Eating the Guyanese Way

Guyanese prepare three full meals every day. Breakfast usually consists of homemade bread with eggs, cheese, butter or a cooked vegetable and tea or coffee.

Rice is a staple of the midday meal. It is eaten with beans, vegetables and meat. Poultry and seafood are popular. Traditionally, Hindus do not eat beef and Muslims do not eat pork.

The evening meal is more elaborate. The staple may again be rice, roti, which is a flat bread, or root vegetables such as cassavas and yams. Other vegetables, meat or seafood are also eaten with the evening meal. Fresh cow's milk may be part of the morning or evening meal. Guyanese cuisine is enriched by traditional foods from every ethnic group in the country: East Indian, African, Native, Chinese and Portuguese. These dishes have been adapted to Guyanese tastes, often by the addition of spices.
Another favourite dish is pepper pot, a stew made with bitter cassava juice, meat, hot pepper and seasoning.
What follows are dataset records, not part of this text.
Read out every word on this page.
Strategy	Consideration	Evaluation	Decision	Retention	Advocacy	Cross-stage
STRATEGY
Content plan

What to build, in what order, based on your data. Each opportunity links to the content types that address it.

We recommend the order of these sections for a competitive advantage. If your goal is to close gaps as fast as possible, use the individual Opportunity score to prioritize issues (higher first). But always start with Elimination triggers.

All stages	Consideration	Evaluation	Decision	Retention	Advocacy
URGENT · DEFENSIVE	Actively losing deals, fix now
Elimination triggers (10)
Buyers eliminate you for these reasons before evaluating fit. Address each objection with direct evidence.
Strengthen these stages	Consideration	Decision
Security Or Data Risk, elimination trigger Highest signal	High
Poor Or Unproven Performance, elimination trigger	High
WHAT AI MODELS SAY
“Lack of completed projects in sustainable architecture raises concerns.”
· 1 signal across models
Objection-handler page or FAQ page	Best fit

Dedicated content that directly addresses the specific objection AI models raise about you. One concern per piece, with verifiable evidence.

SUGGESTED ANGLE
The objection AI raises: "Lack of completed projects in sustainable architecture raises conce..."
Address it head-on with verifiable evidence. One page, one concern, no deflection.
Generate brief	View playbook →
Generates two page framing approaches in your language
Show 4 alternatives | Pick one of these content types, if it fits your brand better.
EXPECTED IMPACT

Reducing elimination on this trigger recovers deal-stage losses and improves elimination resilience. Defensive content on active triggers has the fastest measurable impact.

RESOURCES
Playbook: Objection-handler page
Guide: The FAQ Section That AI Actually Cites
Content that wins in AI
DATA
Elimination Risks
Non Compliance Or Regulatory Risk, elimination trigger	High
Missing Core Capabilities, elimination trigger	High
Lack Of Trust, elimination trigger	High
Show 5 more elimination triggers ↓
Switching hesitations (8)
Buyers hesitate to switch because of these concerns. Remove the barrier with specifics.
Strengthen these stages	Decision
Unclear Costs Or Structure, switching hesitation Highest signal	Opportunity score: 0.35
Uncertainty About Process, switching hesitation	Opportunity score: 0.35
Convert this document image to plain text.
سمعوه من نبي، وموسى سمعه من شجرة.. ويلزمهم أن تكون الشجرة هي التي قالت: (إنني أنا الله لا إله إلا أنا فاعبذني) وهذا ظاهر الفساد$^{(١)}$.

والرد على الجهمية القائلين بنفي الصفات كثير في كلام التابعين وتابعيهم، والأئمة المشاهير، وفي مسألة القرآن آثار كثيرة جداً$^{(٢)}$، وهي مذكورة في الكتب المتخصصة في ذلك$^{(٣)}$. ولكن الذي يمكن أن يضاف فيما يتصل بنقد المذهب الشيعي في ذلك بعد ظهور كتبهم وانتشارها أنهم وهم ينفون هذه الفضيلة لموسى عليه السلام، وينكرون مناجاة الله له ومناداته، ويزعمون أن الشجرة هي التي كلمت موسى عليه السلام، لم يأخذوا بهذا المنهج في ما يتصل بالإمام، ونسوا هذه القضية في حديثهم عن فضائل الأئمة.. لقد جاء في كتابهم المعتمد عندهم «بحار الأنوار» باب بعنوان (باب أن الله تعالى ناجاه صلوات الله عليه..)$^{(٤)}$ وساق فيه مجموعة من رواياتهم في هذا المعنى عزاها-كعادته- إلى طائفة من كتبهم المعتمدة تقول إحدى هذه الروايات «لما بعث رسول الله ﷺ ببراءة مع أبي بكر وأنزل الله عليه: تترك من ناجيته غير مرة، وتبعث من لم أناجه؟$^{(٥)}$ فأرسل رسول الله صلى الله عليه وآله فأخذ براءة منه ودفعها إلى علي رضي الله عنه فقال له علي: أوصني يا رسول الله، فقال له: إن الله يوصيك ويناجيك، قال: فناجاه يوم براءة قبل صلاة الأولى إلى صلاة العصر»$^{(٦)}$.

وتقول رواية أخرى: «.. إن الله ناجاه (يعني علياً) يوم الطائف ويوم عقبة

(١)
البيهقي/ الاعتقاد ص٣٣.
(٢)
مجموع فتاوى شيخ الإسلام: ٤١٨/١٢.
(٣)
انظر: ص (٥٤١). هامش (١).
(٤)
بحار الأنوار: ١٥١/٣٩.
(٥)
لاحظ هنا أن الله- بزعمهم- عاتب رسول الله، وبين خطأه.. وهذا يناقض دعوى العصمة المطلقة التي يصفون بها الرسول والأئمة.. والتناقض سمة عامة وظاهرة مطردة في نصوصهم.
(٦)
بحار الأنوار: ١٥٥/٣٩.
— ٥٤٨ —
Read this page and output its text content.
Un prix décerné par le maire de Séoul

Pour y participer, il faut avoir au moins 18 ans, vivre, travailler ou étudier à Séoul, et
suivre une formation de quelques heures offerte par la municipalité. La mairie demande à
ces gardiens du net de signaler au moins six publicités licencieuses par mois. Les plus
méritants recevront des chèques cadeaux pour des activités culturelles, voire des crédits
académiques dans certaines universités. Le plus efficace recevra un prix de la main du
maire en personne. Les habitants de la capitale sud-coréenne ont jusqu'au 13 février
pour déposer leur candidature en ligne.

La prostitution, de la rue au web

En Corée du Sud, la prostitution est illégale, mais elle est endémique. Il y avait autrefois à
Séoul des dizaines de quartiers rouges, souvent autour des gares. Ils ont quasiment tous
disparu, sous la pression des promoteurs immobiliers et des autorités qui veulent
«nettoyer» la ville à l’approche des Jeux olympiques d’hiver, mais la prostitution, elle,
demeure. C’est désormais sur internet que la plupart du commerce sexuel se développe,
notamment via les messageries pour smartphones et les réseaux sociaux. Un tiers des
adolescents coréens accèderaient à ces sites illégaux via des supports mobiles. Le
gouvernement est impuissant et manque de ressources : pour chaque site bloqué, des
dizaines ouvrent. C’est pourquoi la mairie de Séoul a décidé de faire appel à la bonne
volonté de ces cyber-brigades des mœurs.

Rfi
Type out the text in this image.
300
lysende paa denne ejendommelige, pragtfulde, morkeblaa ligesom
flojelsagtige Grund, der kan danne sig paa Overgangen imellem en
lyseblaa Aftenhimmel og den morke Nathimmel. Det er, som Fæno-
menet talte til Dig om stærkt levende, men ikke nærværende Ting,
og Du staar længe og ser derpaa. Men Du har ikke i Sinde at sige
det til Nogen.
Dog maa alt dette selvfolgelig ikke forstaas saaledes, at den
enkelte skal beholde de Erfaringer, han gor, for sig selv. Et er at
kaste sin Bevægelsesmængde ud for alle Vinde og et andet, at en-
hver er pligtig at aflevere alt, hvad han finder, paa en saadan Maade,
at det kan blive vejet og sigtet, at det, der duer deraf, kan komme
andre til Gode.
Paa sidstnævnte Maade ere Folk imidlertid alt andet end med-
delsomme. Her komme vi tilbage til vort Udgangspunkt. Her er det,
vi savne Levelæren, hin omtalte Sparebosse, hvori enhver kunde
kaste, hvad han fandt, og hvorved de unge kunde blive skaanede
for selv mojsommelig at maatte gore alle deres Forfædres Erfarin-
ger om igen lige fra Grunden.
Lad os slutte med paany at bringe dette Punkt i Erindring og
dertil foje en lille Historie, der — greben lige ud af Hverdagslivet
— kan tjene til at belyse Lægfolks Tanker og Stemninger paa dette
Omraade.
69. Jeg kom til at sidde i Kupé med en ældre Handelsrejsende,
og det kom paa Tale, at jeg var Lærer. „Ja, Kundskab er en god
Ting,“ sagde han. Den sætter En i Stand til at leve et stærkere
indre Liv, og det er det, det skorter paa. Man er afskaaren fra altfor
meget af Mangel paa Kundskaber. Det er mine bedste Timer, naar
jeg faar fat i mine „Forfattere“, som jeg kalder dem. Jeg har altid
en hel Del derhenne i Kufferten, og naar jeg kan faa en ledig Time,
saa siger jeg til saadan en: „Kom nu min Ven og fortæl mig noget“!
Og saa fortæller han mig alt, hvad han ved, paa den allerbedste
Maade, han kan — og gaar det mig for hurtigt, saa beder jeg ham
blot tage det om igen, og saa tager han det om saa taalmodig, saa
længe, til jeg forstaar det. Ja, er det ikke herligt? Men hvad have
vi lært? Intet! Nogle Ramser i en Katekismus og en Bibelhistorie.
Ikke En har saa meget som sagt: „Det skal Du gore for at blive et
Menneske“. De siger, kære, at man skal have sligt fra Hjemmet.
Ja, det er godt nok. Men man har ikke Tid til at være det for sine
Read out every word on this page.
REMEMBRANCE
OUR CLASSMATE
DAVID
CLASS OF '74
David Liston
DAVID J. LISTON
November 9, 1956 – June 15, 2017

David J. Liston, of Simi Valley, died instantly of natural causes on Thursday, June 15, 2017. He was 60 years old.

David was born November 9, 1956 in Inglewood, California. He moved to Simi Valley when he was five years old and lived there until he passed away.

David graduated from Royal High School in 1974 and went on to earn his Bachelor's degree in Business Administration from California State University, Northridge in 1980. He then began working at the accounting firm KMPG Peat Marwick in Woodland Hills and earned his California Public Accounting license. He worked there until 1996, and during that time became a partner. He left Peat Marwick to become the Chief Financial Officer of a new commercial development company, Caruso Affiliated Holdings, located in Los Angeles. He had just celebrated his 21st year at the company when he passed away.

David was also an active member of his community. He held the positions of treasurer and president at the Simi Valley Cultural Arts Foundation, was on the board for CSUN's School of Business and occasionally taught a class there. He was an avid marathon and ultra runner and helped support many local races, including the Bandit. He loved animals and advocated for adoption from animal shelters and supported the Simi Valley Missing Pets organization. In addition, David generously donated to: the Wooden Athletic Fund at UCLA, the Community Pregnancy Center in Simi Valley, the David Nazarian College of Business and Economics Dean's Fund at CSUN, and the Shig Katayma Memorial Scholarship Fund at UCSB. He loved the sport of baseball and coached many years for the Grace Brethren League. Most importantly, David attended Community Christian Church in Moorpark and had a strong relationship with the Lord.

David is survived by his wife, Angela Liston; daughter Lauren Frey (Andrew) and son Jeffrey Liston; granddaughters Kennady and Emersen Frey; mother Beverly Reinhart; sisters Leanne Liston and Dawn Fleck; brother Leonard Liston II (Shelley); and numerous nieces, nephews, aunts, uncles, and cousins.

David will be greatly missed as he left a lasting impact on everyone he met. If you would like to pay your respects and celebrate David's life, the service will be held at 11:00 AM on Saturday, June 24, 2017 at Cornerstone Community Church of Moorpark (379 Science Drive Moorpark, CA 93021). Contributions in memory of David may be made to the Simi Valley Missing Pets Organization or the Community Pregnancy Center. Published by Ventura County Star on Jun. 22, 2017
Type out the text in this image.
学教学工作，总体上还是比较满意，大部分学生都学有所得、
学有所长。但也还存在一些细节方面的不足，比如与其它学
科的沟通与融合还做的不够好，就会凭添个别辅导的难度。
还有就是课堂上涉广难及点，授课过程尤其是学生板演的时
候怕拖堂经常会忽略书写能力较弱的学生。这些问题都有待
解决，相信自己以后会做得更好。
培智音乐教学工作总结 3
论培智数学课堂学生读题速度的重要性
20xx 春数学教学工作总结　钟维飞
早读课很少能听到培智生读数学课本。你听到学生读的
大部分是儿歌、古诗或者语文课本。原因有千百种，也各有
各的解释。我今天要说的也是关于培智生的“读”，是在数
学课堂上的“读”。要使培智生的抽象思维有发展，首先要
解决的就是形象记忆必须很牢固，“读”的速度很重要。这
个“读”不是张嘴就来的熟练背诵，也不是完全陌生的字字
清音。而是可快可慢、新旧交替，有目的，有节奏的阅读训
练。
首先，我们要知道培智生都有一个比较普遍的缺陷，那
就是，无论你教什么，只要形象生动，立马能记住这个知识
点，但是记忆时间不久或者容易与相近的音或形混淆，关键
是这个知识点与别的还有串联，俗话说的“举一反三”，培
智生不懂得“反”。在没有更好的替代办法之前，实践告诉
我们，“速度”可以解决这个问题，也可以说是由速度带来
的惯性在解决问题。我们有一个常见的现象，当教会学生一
Other popular dishes are roti and curry, garlic pork, cassava bread, chow mein and "cook up", a one-pot meal which can include any favourite meats or vegetables. Popular homemade drinks are mauby, made from the bark of a tree, sorrel, made from a leafy vegetable used in salads, and ginger beer from the ginger root.
Here is a recipe for a popular dish.

Garlic Pork

Ingredients

2 kg boneless butt pork thickly sliced
2 cloves of crushed garlic
2 tbs crumbled dried thyme
2 chopped chili peppers
750 ml white vinegar
4 tsp salt
1 tsp sugar

Preparation

Mix the garlic, pepper, thyme, salt and sugar with 500 ml vinegar. Pour into a clean, dry jar. Reserve 250 ml vinegar. Rinse each slice of pork in the reserved vinegar with a fork. Marinate in garlic mixture for two days. Drain pork slices, place in a single layer in baking dish and bake for 60 minutes in medium hot oven. Serve with bread.